Skip to content
ComPDF

Overview

When converting PDF documents into various formats, ComPDF Conversion SDK offers two common options: whether images are included in the generated document, and whether annotations from the PDF file are retained.

  • When contain_image is enabled, the SDK extracts images from the PDF document and embeds them in the corresponding pages and positions in the output file. For areas with overlapping images, the SDK merges these images into one image and embeds it at the correct location.
  • When contain_annotation is enabled, most annotations are converted into raster images and embedded at the corresponding positions. Certain types of annotations, such as highlights, underlines, strikeouts, and squiggly lines, are converted into native formatting equivalents in Word, PowerPoint, and HTML documents when possible.

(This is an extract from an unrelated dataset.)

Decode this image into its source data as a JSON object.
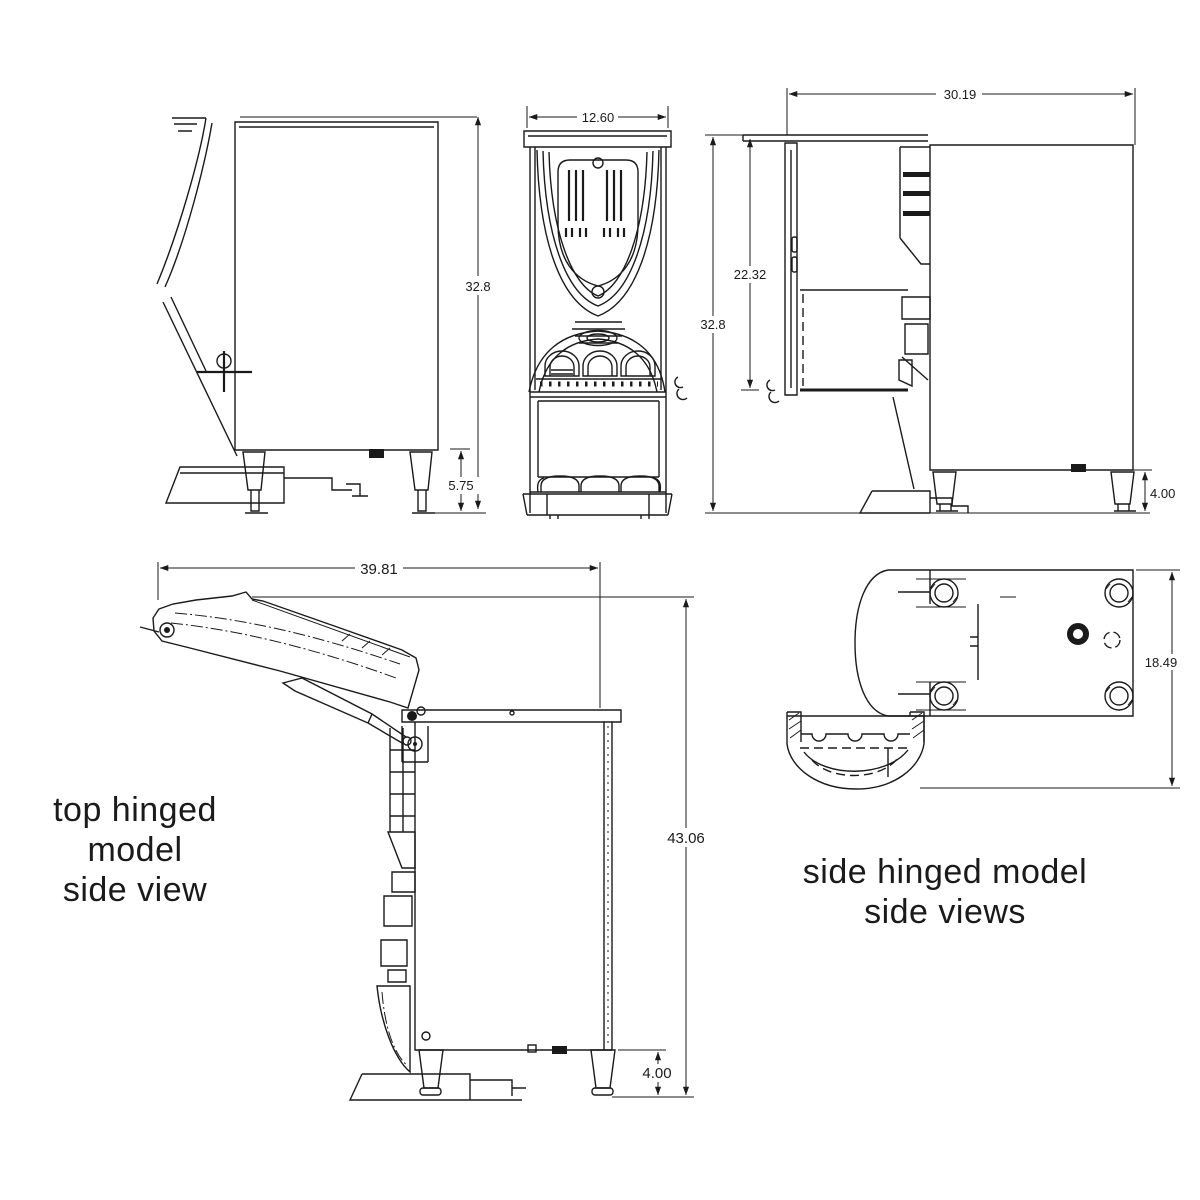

These options are commonly used in the following conversions:

  • PDF to Word
  • PDF to Excel
  • PDF to PowerPoint
  • PDF to HTML
  • PDF to RTF
  • Extract PDF to JSON
  • Extract PDF to Markdown

Sample

c
CConvertOption option = CPDF_DefaultConvertOption();
option.contain_image = true;
option.contain_annotation = true;

CSDKErrorCode code = CPDF_StartPDFToWord(
    CPDF_TEXT("input.pdf"),
    CPDF_TEXT("password"),
    CPDF_TEXT("path/output.docx"),
    option,
    NULL);